Clooney, Sandler Anchor Baumbach’s Admirable JAY KELLY

“Do you know how hard it is to be yourself?”

It’s been a good long while since both George Clooney and Adam Sandler have been given true characters to play. In between shepherding projects behind the scenes, neither star has been given the kind of role that showcases what we know them to be capable of. In director Noah Baumbach’s Jay Kelly, the two play a pair of men, each of whom finds themselves at a professional and emotional impasse. The film, set against the backdrop of the moviemaking industry, does right by both actors and gives each of them scenes of true disenchantment and disillusionment to play. After turns in uninspired fare like Ticket to Paradise and Happy Gilmore 2, I’m glad to finally see both of them not only excel at their characters here, but also proceed to give two of the best performances of the year.

In Jay Kelly, Clooney plays the titular man, a megawatt movie star who is on top of his game professionally.
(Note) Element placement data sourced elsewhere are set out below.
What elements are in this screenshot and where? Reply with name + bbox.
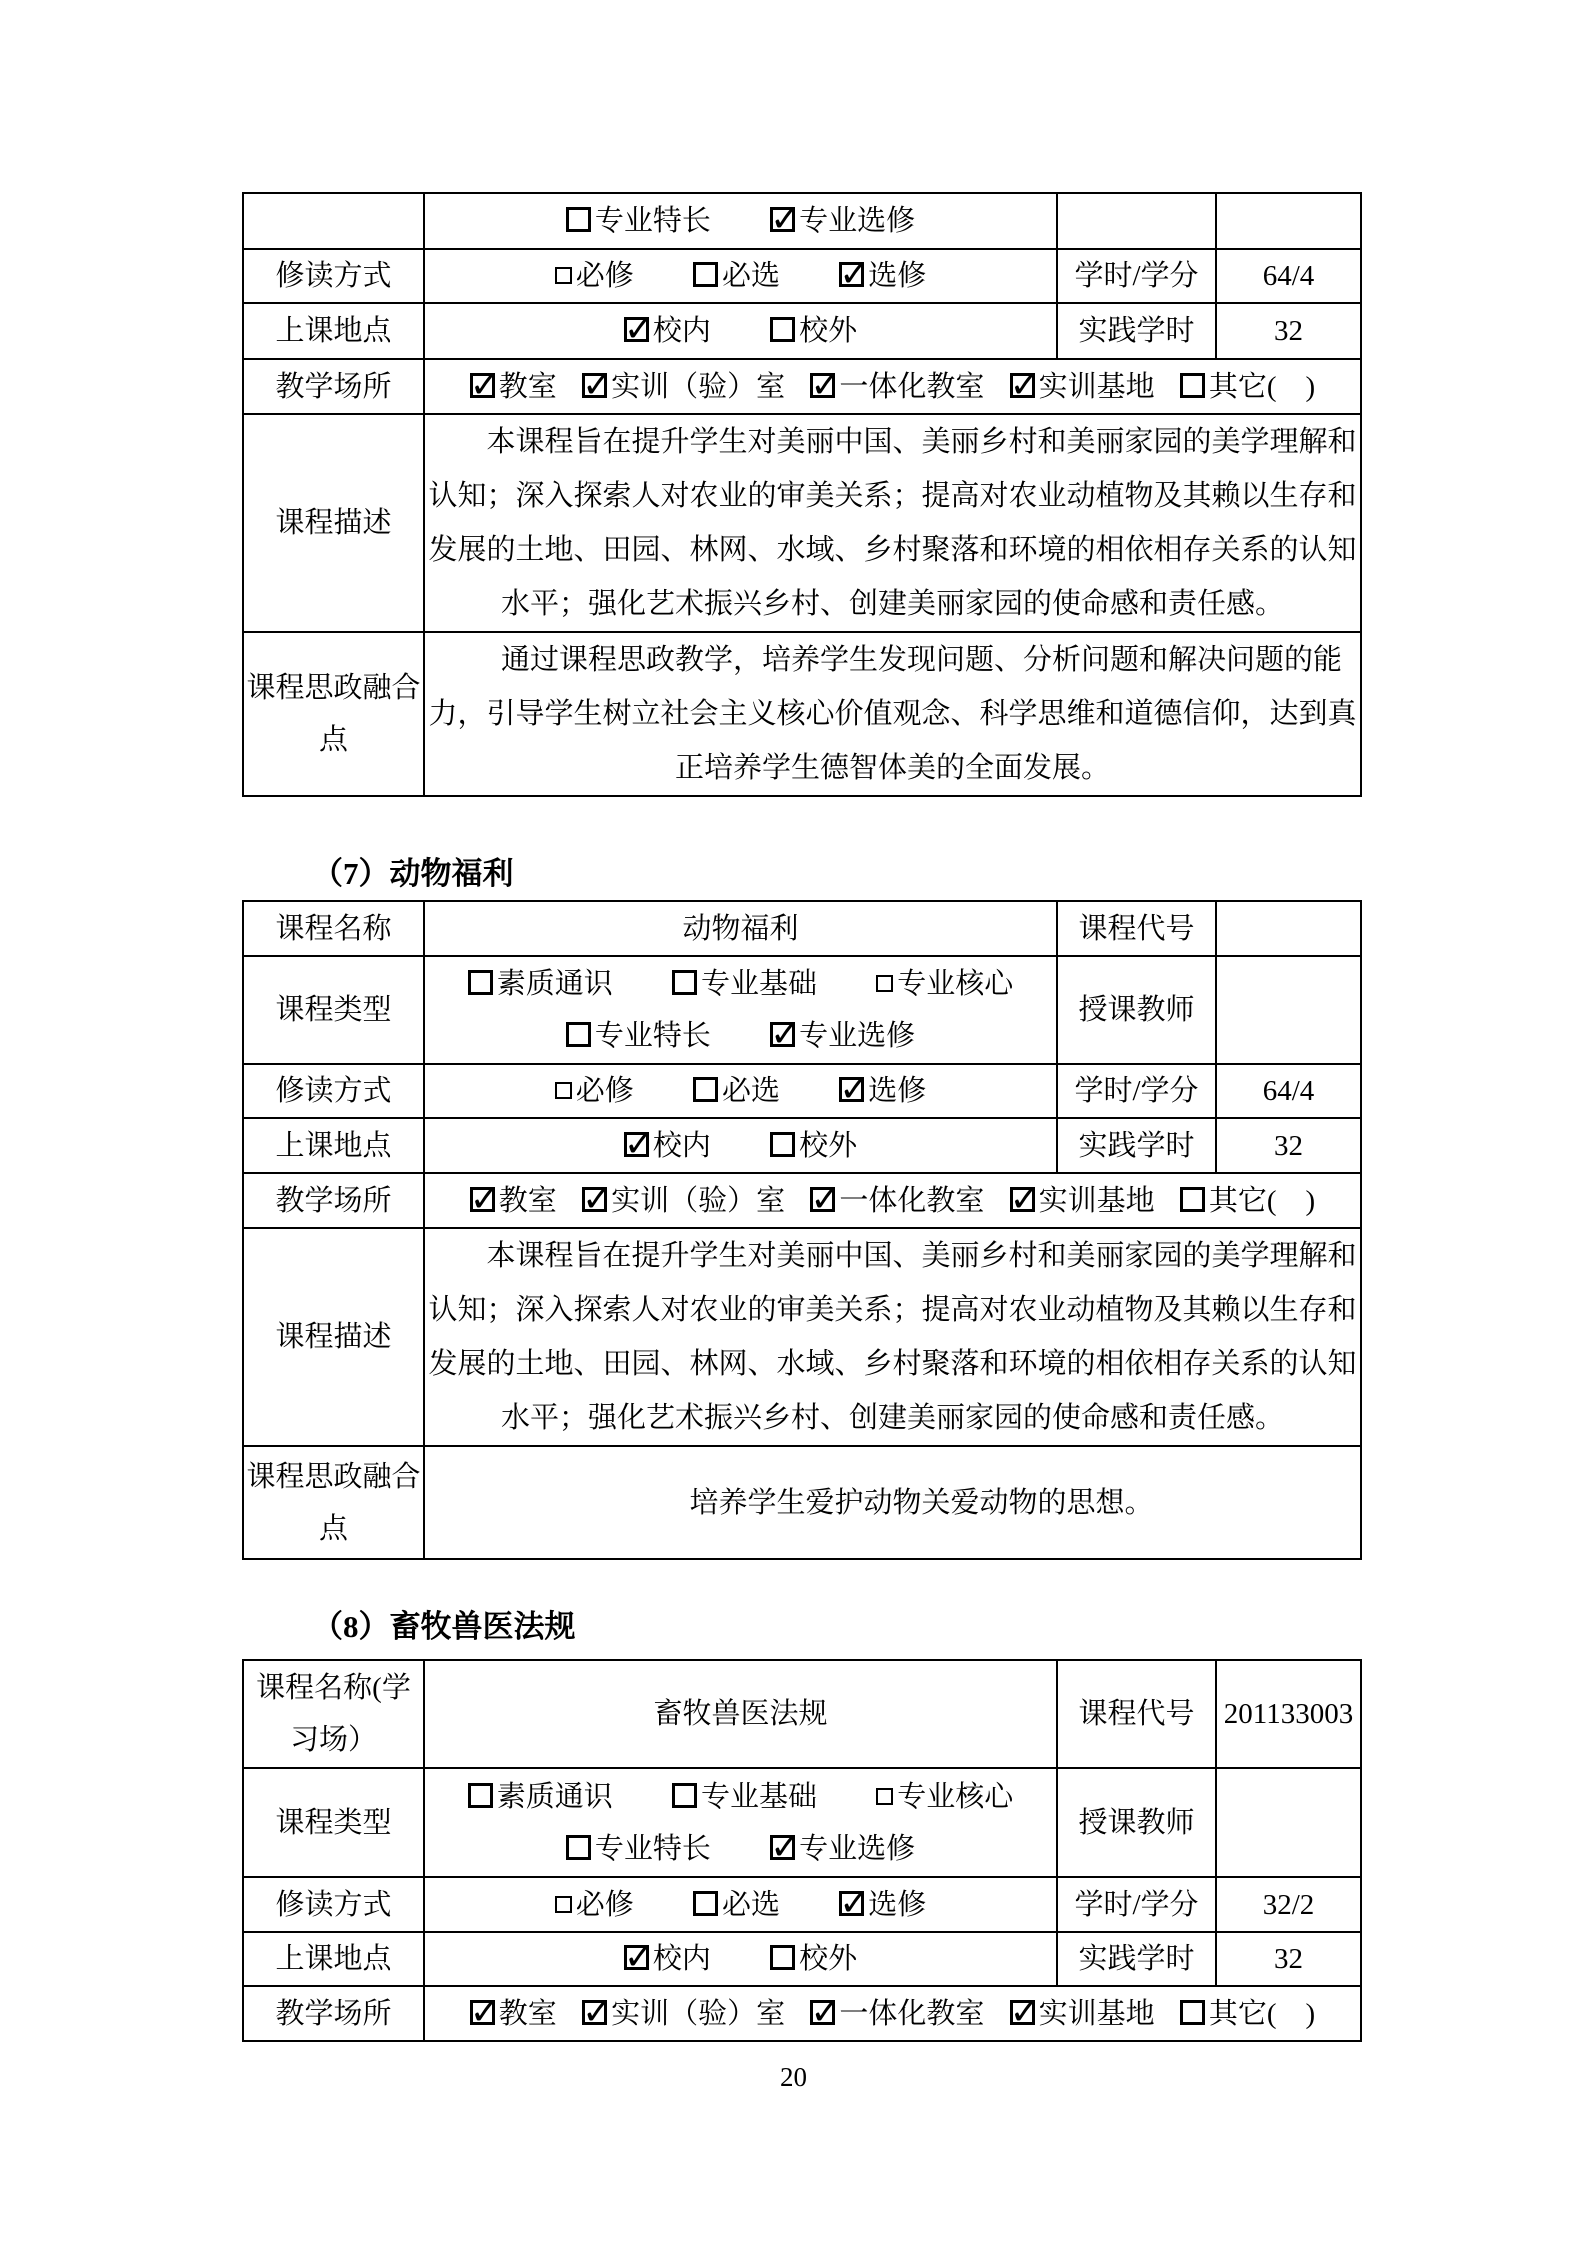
option-required [555,250,634,302]
option-label: 校外 [799,1129,858,1162]
option-required [555,1879,634,1931]
option-label: 专业核心 [897,1780,1014,1813]
study-mode-options [424,249,1057,303]
course-type-line-2 [425,1823,1056,1875]
checkbox-elective-icon [839,262,864,287]
checkbox-required-icon [555,1896,572,1913]
option-on-campus [624,1933,711,1985]
option-label: 一体化教室 [839,1184,985,1217]
label-teacher: 授课教师 [1057,956,1216,1064]
checkbox-elective-icon [839,1077,864,1102]
checkbox-training-base-icon [1010,1187,1035,1212]
checkbox-major-foundation-icon [672,1783,697,1808]
checkbox-other-icon [1180,1187,1205,1212]
option-compulsory-choice [693,250,780,302]
section-heading-7: （7）动物福利 [312,856,514,891]
ideology-text: 培养学生爱护动物关爱动物的思想。 [689,1486,1154,1519]
course-desc-text: 本课程旨在提升学生对美丽中国、美丽乡村和美丽家园的美学理解和认知；深入探索人对农业的审美关系；提高对农业动植物及其赖以生存和发展的土地、田园、林网、水域、乡村聚落和环境的相依相存关系的认知水平；强化艺术振兴乡村、创建美丽家园的使命感和责任感。 [428,1240,1357,1434]
row-label-ideology: 课程思政融合点 [243,1446,424,1559]
checkbox-off-campus-icon [770,1132,795,1157]
empty-label-cell [243,193,424,249]
option-off-campus [770,305,857,357]
checkbox-major-specialty-icon [566,207,591,232]
option-elective [839,1879,926,1931]
option-quality-general [468,1771,613,1823]
option-label: 必选 [721,1075,780,1107]
checkbox-compulsory-choice-icon [693,1891,718,1916]
row-label-teaching-place: 教学场所 [243,1173,424,1228]
checkbox-compulsory-choice-icon [693,262,718,287]
option-label: 教室 [498,1184,557,1217]
teacher-value [1216,956,1361,1064]
location-options [424,1932,1057,1986]
option-label: 实训（验）室 [611,1997,786,2030]
checkbox-major-specialty-icon [566,1022,591,1047]
course-type-options-continued [424,193,1057,249]
course-table-regulations [242,1659,1362,2042]
course-desc-cell [424,414,1361,632]
row-label-study-mode: 修读方式 [243,249,424,303]
option-label: 专业特长 [594,1832,711,1865]
option-classroom [470,1175,557,1227]
option-label: 教室 [498,370,557,403]
label-practice-hours: 实践学时 [1057,1118,1216,1173]
option-label: 一体化教室 [839,1997,985,2030]
teacher-value [1216,1768,1361,1877]
option-label: 实训（验）室 [611,370,786,403]
teaching-place-options [424,359,1361,414]
teaching-place-options [424,1986,1361,2041]
option-label: 必选 [721,260,780,292]
option-label: 教室 [498,1997,557,2030]
hours-credit-value: 32/2 [1216,1877,1361,1932]
checkbox-integrated-classroom-icon [810,2000,835,2025]
teaching-place-options [424,1173,1361,1228]
ideology-cell [424,1446,1361,1559]
course-type-options [424,956,1057,1064]
option-label: 其它( ) [1208,370,1316,403]
checkbox-classroom-icon [470,373,495,398]
course-desc-cell [424,1228,1361,1446]
label-practice-hours: 实践学时 [1057,303,1216,359]
row-label-ideology: 课程思政融合点 [243,632,424,796]
option-label: 实训基地 [1038,1184,1155,1217]
option-training-base [1010,1988,1155,2040]
option-other [1180,1988,1315,2040]
location-options [424,303,1057,359]
checkbox-training-base-icon [1010,2000,1035,2025]
option-label: 素质通识 [496,968,613,1000]
row-label-course-type: 课程类型 [243,956,424,1064]
checkbox-major-elective-icon [770,1022,795,1047]
course-type-line-2 [425,1010,1056,1062]
option-off-campus [770,1120,857,1172]
option-major-foundation [672,1771,817,1823]
checkbox-other-icon [1180,373,1205,398]
label-hours-credit: 学时/学分 [1057,249,1216,303]
option-label: 选修 [868,1075,927,1107]
practice-hours-value: 32 [1216,1932,1361,1986]
label-practice-hours: 实践学时 [1057,1932,1216,1986]
label-course-code: 课程代号 [1057,1660,1216,1768]
option-other [1180,1175,1315,1227]
option-on-campus [624,305,711,357]
ideology-text: 通过课程思政教学，培养学生发现问题、分析问题和解决问题的能力，引导学生树立社会主义核心价值观念、科学思维和道德信仰，达到真正培养学生德智体美的全面发展。 [428,644,1357,784]
option-compulsory-choice [693,1879,780,1931]
option-major-specialty [566,195,711,247]
option-label: 实训基地 [1038,1997,1155,2030]
option-label: 其它( ) [1208,1997,1316,2030]
checkbox-major-core-icon [876,975,893,992]
checkbox-off-campus-icon [770,1945,795,1970]
label-hours-credit: 学时/学分 [1057,1064,1216,1118]
option-training-base [1010,361,1155,413]
checkbox-integrated-classroom-icon [810,1187,835,1212]
row-label-teaching-place: 教学场所 [243,359,424,414]
row-label-teaching-place: 教学场所 [243,1986,424,2041]
option-label: 其它( ) [1208,1184,1316,1217]
page-number: 20 [780,2062,807,2092]
option-label: 选修 [868,260,927,292]
course-type-line-1 [425,958,1056,1010]
course-type-line-1 [425,1771,1056,1823]
checkbox-classroom-icon [470,2000,495,2025]
option-label: 必修 [575,260,634,292]
option-major-elective [770,1823,915,1875]
option-label: 实训（验）室 [611,1184,786,1217]
checkbox-integrated-classroom-icon [810,373,835,398]
checkbox-quality-general-icon [468,970,493,995]
option-major-foundation [672,958,817,1010]
row-label-study-mode: 修读方式 [243,1877,424,1932]
course-table-continuation [242,192,1362,797]
option-integrated-classroom [810,1175,984,1227]
option-label: 校内 [652,315,711,347]
checkbox-on-campus-icon [624,1945,649,1970]
row-label-location: 上课地点 [243,303,424,359]
option-classroom [470,361,557,413]
option-training-lab [582,1175,785,1227]
ideology-cell [424,632,1361,796]
option-major-core [876,1771,1013,1823]
option-integrated-classroom [810,361,984,413]
option-label: 实训基地 [1038,370,1155,403]
checkbox-major-specialty-icon [566,1835,591,1860]
row-label-course-name: 课程名称 [243,901,424,956]
checkbox-classroom-icon [470,1187,495,1212]
option-compulsory-choice [693,1065,780,1117]
option-major-core [876,958,1013,1010]
checkbox-training-lab-icon [582,1187,607,1212]
row-label-course-desc: 课程描述 [243,1228,424,1446]
label-teacher: 授课教师 [1057,1768,1216,1877]
option-label: 校外 [799,1943,858,1975]
checkbox-other-icon [1180,2000,1205,2025]
option-required [555,1065,634,1117]
option-elective [839,1065,926,1117]
checkbox-on-campus-icon [624,1132,649,1157]
option-training-lab [582,1988,785,2040]
row-label-course-type: 课程类型 [243,1768,424,1877]
option-off-campus [770,1933,857,1985]
option-label: 校内 [652,1943,711,1975]
course-desc-text: 本课程旨在提升学生对美丽中国、美丽乡村和美丽家园的美学理解和认知；深入探索人对农业的审美关系；提高对农业动植物及其赖以生存和发展的土地、田园、林网、水域、乡村聚落和环境的相依相存关系的认知水平；强化艺术振兴乡村、创建美丽家园的使命感和责任感。 [428,426,1357,620]
option-label: 专业特长 [594,205,711,237]
option-elective [839,250,926,302]
option-major-specialty [566,1823,711,1875]
option-label: 必选 [721,1888,780,1921]
option-label: 专业核心 [897,968,1014,1000]
checkbox-compulsory-choice-icon [693,1077,718,1102]
study-mode-options [424,1877,1057,1932]
option-training-base [1010,1175,1155,1227]
checkbox-required-icon [555,1082,572,1099]
option-major-specialty [566,1010,711,1062]
option-label: 专业选修 [799,205,916,237]
checkbox-training-lab-icon [582,2000,607,2025]
label-course-code: 课程代号 [1057,901,1216,956]
hours-credit-value: 64/4 [1216,249,1361,303]
checkbox-elective-icon [839,1891,864,1916]
checkbox-major-elective-icon [770,1835,795,1860]
option-label: 专业选修 [799,1020,916,1052]
course-code-value [1216,901,1361,956]
row-label-course-desc: 课程描述 [243,414,424,632]
checkbox-training-base-icon [1010,373,1035,398]
study-mode-options [424,1064,1057,1118]
row-label-study-mode: 修读方式 [243,1064,424,1118]
course-code-value: 201133003 [1216,1660,1361,1768]
checkbox-on-campus-icon [624,317,649,342]
empty-cell [1216,193,1361,249]
course-table-animal-welfare [242,900,1362,1560]
option-label: 专业选修 [799,1832,916,1865]
option-major-elective [770,195,915,247]
option-on-campus [624,1120,711,1172]
section-heading-8: （8）畜牧兽医法规 [312,1609,576,1644]
course-name-value: 动物福利 [424,901,1057,956]
checkbox-off-campus-icon [770,317,795,342]
checkbox-major-foundation-icon [672,970,697,995]
location-options [424,1118,1057,1173]
checkbox-major-core-icon [876,1788,893,1805]
option-label: 选修 [868,1888,927,1921]
label-hours-credit: 学时/学分 [1057,1877,1216,1932]
course-name-value: 畜牧兽医法规 [424,1660,1057,1768]
option-label: 必修 [575,1075,634,1107]
option-label: 一体化教室 [839,370,985,403]
row-label-course-name-learning-field: 课程名称(学习场） [243,1660,424,1768]
option-label: 校外 [799,315,858,347]
checkbox-major-elective-icon [770,207,795,232]
row-label-location: 上课地点 [243,1932,424,1986]
option-label: 校内 [652,1129,711,1162]
option-quality-general [468,958,613,1010]
checkbox-required-icon [555,267,572,284]
checkbox-training-lab-icon [582,373,607,398]
empty-cell [1057,193,1216,249]
practice-hours-value: 32 [1216,1118,1361,1173]
option-other [1180,361,1315,413]
course-type-options [424,1768,1057,1877]
option-major-elective [770,1010,915,1062]
option-training-lab [582,361,785,413]
hours-credit-value: 64/4 [1216,1064,1361,1118]
checkbox-quality-general-icon [468,1783,493,1808]
option-label: 专业基础 [700,968,817,1000]
row-label-location: 上课地点 [243,1118,424,1173]
option-label: 专业特长 [594,1020,711,1052]
option-integrated-classroom [810,1988,984,2040]
option-label: 必修 [575,1888,634,1921]
option-classroom [470,1988,557,2040]
option-label: 专业基础 [700,1780,817,1813]
option-label: 素质通识 [496,1780,613,1813]
practice-hours-value: 32 [1216,303,1361,359]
However, when he learns of the death of his filmmaking mentor (Jim Broadbent), he begins to question the person he’s actually become after years of non-stop success. This sends Jay on an international journey to France and Italy, where he continues to reevaluate the relationships with those closest to him, including his daughter Daisy (Grace Edwards), his father (Stacy Keach), and his longtime manager Ron (Sandler).

I’m not sure at what point in the movie it happens, but at some juncture, Jay Kelly as a film, becomes a bit of a mess. This isn’t to do with any of the performances or really even the dialogue. But there’s something of a haphazard nature that is conjured up, which tries to drown out the movie’s genuine intentions and its desire to talk about who these people are, including and especially our main character. Many of the plot points send our characters on what feels like a half-baked wild goose chase that includes Jay thwarting a robbery, wandering around in the Italian countryside in a daze, and still finding time to accept a career achievement award. With plenty of industry jargon in its back pocket, Jay Kelly tries aggressively hard to make a comment on the industry, letting us know how real the situations it’s portraying are. The problem with that is that it forgets to say much of anything about the world Jay comes from, other than it’s not what you imagine it to be.

Baumbach is no slouch, this much is certain. It’s because he is no slouch that Jay Kelly does manage moments of actual introspection. The instances where we see Jay question how he got to where he is, what crucial incidents led him to the point he found himself at, contain small, but undeniable levels of meaning. The flashback to his first audition scene, where he seized the opportunity he might not even have known that he wanted, is a pivotal moment in the film and allows Jay to tap into a lost vulnerability that at one point he probably traded in for stardom. In scenes like these, the film becomes more than just a tale about a movie star questioning his success. It becomes almost a chronicle about the stuff that got lost along the way, the relationships, beliefs, and inner truths a person had at the beginning of their quest that somehow got squeezed out when there was no more room for them in that proverbial climb to the top.

As I said before, Clooney and Sandler both excel at their roles. For the former, his most compulsively watchable turn since Michael Clayton, while the latter’s performance builds on the promise put forth by Uncut Gems in terms of the sheer belief and commitment to the material. Baumbach is lucky that the rest of his cast is just as strong. Laura Dern gives the perfect mix of harried and pragmatic in her role as Jay’s longtime assistant, Billy Crudup is compelling as a former acting friend of Jay’s, Broadbent is soulful, Edwards is great, and Keach remains the underrated acting force he’s always been.

After watching the documentary on Faye Dunaway’s life and career last year, I decided to pick up her 1995 memoir, “Looking for Gatsby.” In the book, Dunaway equated the attainment of fame and success with the act of essentially having to sacrifice one’s life. The actress theorized that a famous person’s life no longer belongs to them once they become a star. It belongs to the people who run the practical elements that make it function and to the fans who made the person in question a success. Dunaway’s thoughts relate to Baumbach’s film, to Clooney himself, and to every actor who chased fame and caught it. Despite its various narrative faults, Jay Kelly makes a real effort to show the deeper price for fame, namely the life that is sacrificed in the process and the reconstructed version of it that emerges as a result.